Santorum has made many derogatory statements about the LBGT community, so Dan Savage—a prominent blogger and gay rights advocate, created a campaign to push to the top of the search results for searches with the keyword “santorum” or “rick santorum.” The blog features an extremely crude definition for the word “santorum” that was at the top of the SERPs until just recently when it was finally defeated by the official Rick Santorum campaign website. It has now moved down further below various social profiles for the former presidential candidate.

As a politician, how can you guard against these attacks on your character and name—attacks that could have a real impact on your success and campaign? Although it is hard to patch up a public lapse in morality, there are a number of safeguards you can put into place to protect your online reputation.

1) Hire a Reputation Management Firm

When you are running for office, your reputation is just about the most important thing you need to take care of. So this is no time to start your amateur venture into online reputation management or assign an intern to do the job. You need the experience and knowledge that a reputation management firm can bring to your campaign. They’ll know exactly what to do to move bad information out of the SERPs for your name and maintain a positive reputation for you as you run for office.

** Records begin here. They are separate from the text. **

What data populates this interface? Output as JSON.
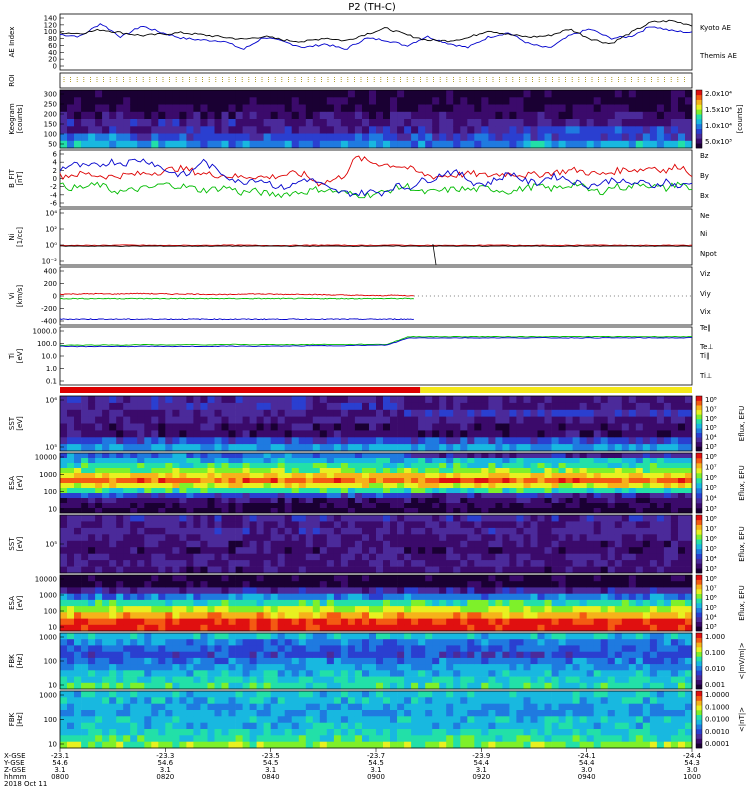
{
  "chart_data": {
    "type": "line",
    "title": "P2 (TH-C)",
    "time_ticks": [
      "0800",
      "0820",
      "0840",
      "0900",
      "0920",
      "0940",
      "1000"
    ],
    "ephemeris": {
      "x_label": "X-GSE",
      "y_label": "Y-GSE",
      "z_label": "Z-GSE",
      "t_label": "hhmm",
      "date": "2018 Oct 11",
      "x": [
        "-23.1",
        "-23.3",
        "-23.5",
        "-23.7",
        "-23.9",
        "-24.1",
        "-24.4"
      ],
      "y": [
        "54.6",
        "54.6",
        "54.5",
        "54.5",
        "54.4",
        "54.4",
        "54.3"
      ],
      "z": [
        "3.1",
        "3.1",
        "3.1",
        "3.1",
        "3.1",
        "3.0",
        "3.0"
      ]
    },
    "panels": [
      {
        "id": "ae",
        "label": "AE Index",
        "units": "",
        "yticks": [
          "140",
          "120",
          "100",
          "80",
          "60",
          "40",
          "20",
          "0"
        ],
        "ylim": [
          0,
          150
        ],
        "series": [
          {
            "name": "Kyoto AE",
            "color": "#0000cc",
            "values": [
              95,
              90,
              125,
              88,
              118,
              100,
              85,
              80,
              78,
              55,
              88,
              75,
              60,
              70,
              55,
              85,
              80,
              65,
              90,
              72,
              60,
              88,
              100,
              70,
              58,
              92,
              110,
              85,
              90,
              118,
              105,
              100
            ]
          },
          {
            "name": "Themis AE",
            "color": "#000000",
            "values": [
              100,
              98,
              108,
              100,
              92,
              96,
              100,
              94,
              88,
              82,
              90,
              80,
              76,
              86,
              78,
              96,
              112,
              94,
              80,
              78,
              86,
              106,
              95,
              88,
              92,
              110,
              84,
              70,
              100,
              128,
              132,
              120
            ]
          }
        ]
      },
      {
        "id": "roi",
        "label": "ROI"
      },
      {
        "id": "keogram",
        "label": "Keogram",
        "units": "[counts]",
        "yticks": [
          "300",
          "250",
          "200",
          "150",
          "100",
          "50"
        ],
        "colorbar": [
          "2.0x10⁴",
          "1.5x10⁴",
          "1.0x10⁴",
          "5.0x10³"
        ]
      },
      {
        "id": "bfield",
        "label": "B_FIT",
        "units": "[nT]",
        "yticks": [
          "6",
          "4",
          "2",
          "0",
          "-2",
          "-4",
          "-6"
        ],
        "ylim": [
          -6,
          6
        ],
        "series": [
          {
            "name": "Bz",
            "color": "#dd0000",
            "values": [
              0.5,
              0.8,
              1.0,
              0.6,
              0.4,
              0.7,
              0.9,
              1.2,
              1.5,
              2.2,
              1.8,
              1.0,
              0.8,
              0.6,
              0.3,
              0.5,
              0.2,
              0.6,
              1.0,
              0.8,
              -1.0,
              -0.5,
              0.6,
              4.5,
              3.5,
              3.0,
              2.8,
              2.2,
              1.0,
              0.4,
              0.6,
              0.8,
              1.0,
              0.6,
              0.9,
              1.1,
              0.7,
              0.8,
              1.2,
              1.5,
              1.8,
              1.2,
              0.8,
              1.5,
              2.0,
              1.8,
              2.5,
              1.5,
              2.8,
              1.0
            ]
          },
          {
            "name": "By",
            "color": "#00bb00",
            "values": [
              -1.5,
              -2.0,
              -1.8,
              -1.2,
              -2.5,
              -2.8,
              -2.2,
              -2.0,
              -1.2,
              -1.5,
              -1.8,
              -2.5,
              -2.2,
              -1.8,
              -3.0,
              -2.6,
              -3.2,
              -3.4,
              -3.0,
              -2.8,
              -2.2,
              -2.6,
              -3.0,
              -3.5,
              -3.4,
              -3.0,
              -2.0,
              -1.6,
              -3.0,
              -2.8,
              -2.4,
              -2.2,
              -2.4,
              -2.0,
              -2.4,
              -2.8,
              -2.0,
              -1.6,
              -2.2,
              -1.8,
              -1.0,
              -2.5,
              -2.8,
              -1.6,
              -2.0,
              -1.0,
              -1.6,
              -2.2,
              -0.8,
              -2.6
            ]
          },
          {
            "name": "Bx",
            "color": "#0000cc",
            "values": [
              2.0,
              3.0,
              2.4,
              2.8,
              3.6,
              3.2,
              4.0,
              3.6,
              2.0,
              1.0,
              0.8,
              3.8,
              2.0,
              0.5,
              -1.0,
              0.0,
              -0.5,
              -2.0,
              -1.5,
              0.0,
              -0.8,
              -2.5,
              -3.0,
              -3.2,
              -2.8,
              -3.0,
              -1.5,
              -2.0,
              -0.5,
              0.0,
              1.5,
              1.0,
              -0.8,
              -1.2,
              0.0,
              1.2,
              -0.5,
              -1.0,
              0.5,
              0.2,
              -0.8,
              -1.5,
              -1.0,
              0.0,
              -1.2,
              -0.8,
              -1.6,
              -0.5,
              -1.8,
              -1.0
            ]
          }
        ]
      },
      {
        "id": "density",
        "label": "Ni",
        "units": "[1/cc]",
        "yticks": [
          "10⁴",
          "10²",
          "10⁰",
          "10⁻²"
        ],
        "ylim": [
          -3,
          5
        ],
        "series": [
          {
            "name": "Ne",
            "color": "#dd0000",
            "values": [
              -0.2,
              -0.2,
              -0.15,
              -0.2,
              -0.2,
              -0.15,
              -0.2,
              -0.2,
              -0.15,
              -0.2,
              -0.15,
              -0.2,
              -0.2,
              -0.15,
              -0.2,
              -0.2,
              -0.15,
              -0.2,
              -0.2,
              -0.15
            ]
          },
          {
            "name": "Ni",
            "color": "#000000",
            "values": [
              -0.3,
              -0.3,
              -0.3,
              -0.3,
              -0.3,
              -0.3,
              -0.3,
              -0.3,
              -0.3,
              -0.3,
              -0.3,
              -0.3,
              -0.3,
              -0.3,
              -0.3,
              -0.3,
              -0.3,
              -0.3,
              -0.3,
              -0.3
            ]
          },
          {
            "name": "Npot",
            "color": "#0000cc",
            "values": []
          }
        ]
      },
      {
        "id": "velocity",
        "label": "Vi",
        "units": "[km/s]",
        "yticks": [
          "400",
          "200",
          "0",
          "-200",
          "-400"
        ],
        "ylim": [
          -500,
          400
        ],
        "series": [
          {
            "name": "Viz",
            "color": "#dd0000",
            "values": [
              -20,
              -18,
              -15,
              -20,
              -10,
              -15,
              -20,
              -18,
              -25,
              -30,
              -15,
              -20,
              -25,
              -22,
              -30,
              -35,
              -40,
              -45,
              -38,
              -50
            ]
          },
          {
            "name": "Viy",
            "color": "#00bb00",
            "values": [
              -90,
              -90,
              -90,
              -90,
              -90,
              -90,
              -90,
              -90,
              -90,
              -90,
              -90,
              -90,
              -90,
              -90,
              -90,
              -90,
              -90,
              -90,
              -90,
              -90
            ]
          },
          {
            "name": "Vix",
            "color": "#0000cc",
            "values": [
              -410,
              -410,
              -410,
              -410,
              -410,
              -410,
              -410,
              -410,
              -410,
              -410,
              -410,
              -410,
              -410,
              -410,
              -410,
              -410,
              -410,
              -410,
              -410,
              -410
            ]
          }
        ]
      },
      {
        "id": "temp",
        "label": "Ti",
        "units": "[eV]",
        "yticks": [
          "1000.0",
          "100.0",
          "10.0",
          "1.0",
          "0.1"
        ],
        "ylim": [
          -1.3,
          3.5
        ],
        "series": [
          {
            "name": "Te∥",
            "color": "#000000",
            "values": []
          },
          {
            "name": "Te⊥",
            "color": "#dd0000",
            "values": []
          },
          {
            "name": "Ti∥",
            "color": "#00bb00",
            "values": [
              2.0,
              2.0,
              2.02,
              2.0,
              2.05,
              2.0,
              2.04,
              2.02,
              2.06,
              2.03,
              2.05,
              2.04,
              2.06,
              2.05,
              2.06,
              2.06,
              2.7,
              2.7,
              2.7,
              2.7,
              2.7,
              2.7,
              2.7,
              2.7,
              2.7,
              2.7,
              2.7,
              2.7,
              2.7,
              2.7
            ]
          },
          {
            "name": "Ti⊥",
            "color": "#0000cc",
            "values": [
              1.9,
              1.88,
              1.9,
              1.89,
              1.9,
              1.88,
              1.9,
              1.9,
              1.92,
              1.9,
              1.92,
              1.93,
              1.95,
              1.96,
              1.98,
              2.0,
              2.6,
              2.6,
              2.6,
              2.6,
              2.6,
              2.6,
              2.6,
              2.6,
              2.6,
              2.6,
              2.6,
              2.6,
              2.6,
              2.6
            ]
          }
        ]
      },
      {
        "id": "mode",
        "label": ""
      },
      {
        "id": "sst_i",
        "label": "SST",
        "units": "[eV]",
        "yticks": [
          "10⁶",
          "10⁵"
        ],
        "colorbar_label": "Eflux, EFU"
      },
      {
        "id": "esa_i",
        "label": "ESA",
        "units": "[eV]",
        "yticks": [
          "10000",
          "1000",
          "100",
          "10"
        ],
        "colorbar_label": "Eflux, EFU"
      },
      {
        "id": "sst_e",
        "label": "SST",
        "units": "[eV]",
        "yticks": [
          "10⁵"
        ],
        "colorbar_label": "Eflux, EFU"
      },
      {
        "id": "esa_e",
        "label": "ESA",
        "units": "[eV]",
        "yticks": [
          "10000",
          "1000",
          "100",
          "10"
        ],
        "colorbar_label": "Eflux, EFU"
      },
      {
        "id": "fbk_e",
        "label": "FBK",
        "units": "[Hz]",
        "yticks": [
          "1000",
          "100",
          "10"
        ],
        "colorbar_label": "<|mV/m|>",
        "colorbar": [
          "1.000",
          "0.100",
          "0.010",
          "0.001"
        ]
      },
      {
        "id": "fbk_b",
        "label": "FBK",
        "units": "[Hz]",
        "yticks": [
          "1000",
          "100",
          "10"
        ],
        "colorbar_label": "<|nT|>",
        "colorbar": [
          "1.0000",
          "0.1000",
          "0.0100",
          "0.0010",
          "0.0001"
        ]
      }
    ],
    "eflux_ticks": [
      "10⁸",
      "10⁷",
      "10⁶",
      "10⁵",
      "10⁴",
      "10³"
    ]
  }
}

2) Maintain Social Accounts

Although you should hire a reputation management firm to do the heavy lifting of your reputation management blitz, there are a number of other guidelines and practices you can put into place to head off future mistakes before they become nightmares. The first of which is to create and use multiple social profiles.

Creating a great social presence online is standard practice for modern political campaigns, but you need to make sure that you create multiple accounts and that they all get some love. In the case of Santorum, they were used to push a rather unflattering search result down. For you, they can help prevent an unfavorable result from reaching the top of the SERPs.

3) Share Your Social Account Credentials

Part of the reason politicians like Anthony Weiner get in trouble is that they feel like their social accounts are a personal space—something they can control privately. But this feeling of control and secrecy can lead to problems. To prevent misuse of your personal social profiles, give the credentials to trusted staff members who are trained in social media. Let them do the heavy social media work and post updates as if they were you. Giving others access to the accounts makes it harder for you to hide unfavorable content online, ultimately keeping your online reputation more secure.

4) Review Messaging Before it’s Sent

As a politician, it’s probably standard practice to make sure a press release is passed before multiple eyes before it is given to reporters—why not your Tweets? This does not mean that a whole team of copywriters needs to go over every 140 character update, but you should run your social media messaging by a trusted member of your staff before it is sent. Too many politicians have gotten in trouble for sending off an ill-thought-out Facebook status. Don’t be that guy. Make sure you’re not the only one who is doing the updating to your accounts.

5) Run a Clean Campaign

Lastly, simply run a clean campaign. If you can put safeguards in place that will protect you from sending potentially harmful messages through your social media profiles and you can keep your professional and personal life clean, you’ll reduce your risk for a reputation management catastrophe and have a better shot at running a winning campaign.